3367 просмотров, кто смотрел, кто голосовал

ЖУРНАЛ: № 142 (февраль 2021)

РУБРИКА: Проза

АВТОР: Растворцев Андрей Васильевич

 
бабье лето.jpg

1.

 

К Фёдору Жихареву, в Забродье, гости с города приехали. Нежданно. В жизни оно ведь как: то кого-то одного в гости не дозовёшься, а тут гуртом нагрянули – сын Василий с женой и дочерью, да племяш Николай, тоже с женой. Осень же – каждому грибов-ягод хочется. А кто ещё из Жихаревской-то родовы лучше, чем Фёдор, лес знает? Никто. Ну вот по сентябрю гости-то и прибыли. На машинах, с корзинами да лукошками. Шумно в стариковском доме стало. Тесно. А старику и в радость. Бабы у сына да племяша хозяйственные, не белоручки какие – первым делом всё в доме перемыли, перетрясли, перечистили, обстирали старого, ужин знатный соорудили. Мужики дрова дедовы перекололи, самому-то всё недосуг. Давно дед внимания такого к себе не имел. Расчувствовался старый, самогоночку, что к празднику ноябрьскому приберегал, на стол выставил. Сегодня-то, на ночь глядя, какой лес, какие грибы? Вот с утра – так прямёхонько и в лес. А сегодня и по рюмочке-другой принять можно. За встречу, значит. Не виделись-то эвон сколько! Сегодня поговорить нужно, повспоминать, новости послушать от свежих людей, за жизнь порассуждать – устал дед в молчанку-то жить. Старуха три года уж как померла, с кем говорить-то, с кем философствовать? Разве что с курями да коровой словом-другим перебросится – вот и все его философствования.

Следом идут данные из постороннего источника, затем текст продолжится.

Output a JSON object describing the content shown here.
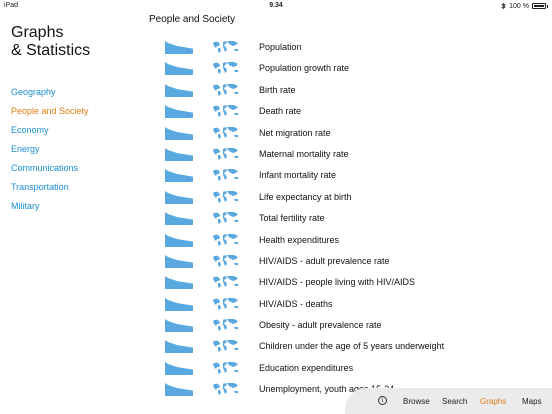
{
  "status": {
    "device": "iPad",
    "time": "9.34",
    "bluetooth_icon": "bluetooth-icon",
    "battery": "100 %"
  },
  "sidebar": {
    "title": "Graphs\n& Statistics",
    "items": [
      {
        "label": "Geography",
        "active": false
      },
      {
        "label": "People and Society",
        "active": true
      },
      {
        "label": "Economy",
        "active": false
      },
      {
        "label": "Energy",
        "active": false
      },
      {
        "label": "Communications",
        "active": false
      },
      {
        "label": "Transportation",
        "active": false
      },
      {
        "label": "Military",
        "active": false
      }
    ]
  },
  "main": {
    "section_title": "People and Society",
    "rows": [
      {
        "label": "Population"
      },
      {
        "label": "Population growth rate"
      },
      {
        "label": "Birth rate"
      },
      {
        "label": "Death rate"
      },
      {
        "label": "Net migration rate"
      },
      {
        "label": "Maternal mortality rate"
      },
      {
        "label": "Infant mortality rate"
      },
      {
        "label": "Life expectancy at birth"
      },
      {
        "label": "Total fertility rate"
      },
      {
        "label": "Health expenditures"
      },
      {
        "label": "HIV/AIDS - adult prevalence rate"
      },
      {
        "label": "HIV/AIDS - people living with HIV/AIDS"
      },
      {
        "label": "HIV/AIDS - deaths"
      },
      {
        "label": "Obesity - adult prevalence rate"
      },
      {
        "label": "Children under the age of 5 years underweight"
      },
      {
        "label": "Education expenditures"
      },
      {
        "label": "Unemployment, youth ages 15-24"
      }
    ]
  },
  "tabbar": {
    "info_icon": "info-icon",
    "tabs": [
      {
        "label": "Browse",
        "active": false
      },
      {
        "label": "Search",
        "active": false
      },
      {
        "label": "Graphs",
        "active": true
      },
      {
        "label": "Maps",
        "active": false
      }
    ]
  },
  "colors": {
    "accent_orange": "#dd7d12",
    "link_blue": "#1a8ed1",
    "thumbnail_blue": "#5aa8e0"
  }
}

Да и день на дворе сегодня ну, чисто праздник – солнечный, тихий, с синим до невозможности небом с лёгкими белёсыми облачками. А у калитки две старые берёзы золотыми листьями шевелят-играются. Которые листья наигрались уж, обрываются с веток и с тихим шорохом падают на траву. Да тонкие паутинки по ветру. Красота! Лето бабье… Чего ещё душе надобно? Живи да радуйся!

Послышав про дедовых гостей, будто случайно, на огонёк две соседки, Надежда Георгиевна, бывшая учительша, да Галина Семёновна с соседом Венькой Штраухом заглянули. Штраух – это не фамилия Венькина, прозвище. Со школы ещё. Как-то на уроке композитора неправильно назвал, вот и приклеилось – Штраух и Штраух. Он и сам-то потом иногда не по фамилии людям назывался – прозвищем обходился. А так-то Неверов его фамилия.

Пришли соседи, и так значит, культурно, мол, мы только поздороваться, ага – поздороваться, а чекушку-то с собой принесли! – да так за столом допоздна и засиделись, дома-то всё одно никто не ждёт.

Вечеряли во дворе, под старой яблоней стол накрыли – тепло же, сухо. Да в избе такой оравой и не поместились бы.

Сноха да жена племяша стол разносолами уставили – и где только что взяли! Ну, а под рюмочку и разговоры разговаривать начали. Сначала мирно – что, кто, где; а как по третьей-то приняли, тут и заспорили. И не поймёшь, с чего всё зачалось! Только крику – на полдеревни слышно!

 

Видно, с племяша споры-то пошли, тот всё больше на город напирал да нахваливал – город то, город сё! И культура там, и обхождения высокие, и магазины, в которых чего только нет, и кино, и театры. Фёдор терпел до тех пор, пока племяш спьяну не брякнул, что городской он чёрт те в каком колене, что нет в нём запаху земельного крестьянского.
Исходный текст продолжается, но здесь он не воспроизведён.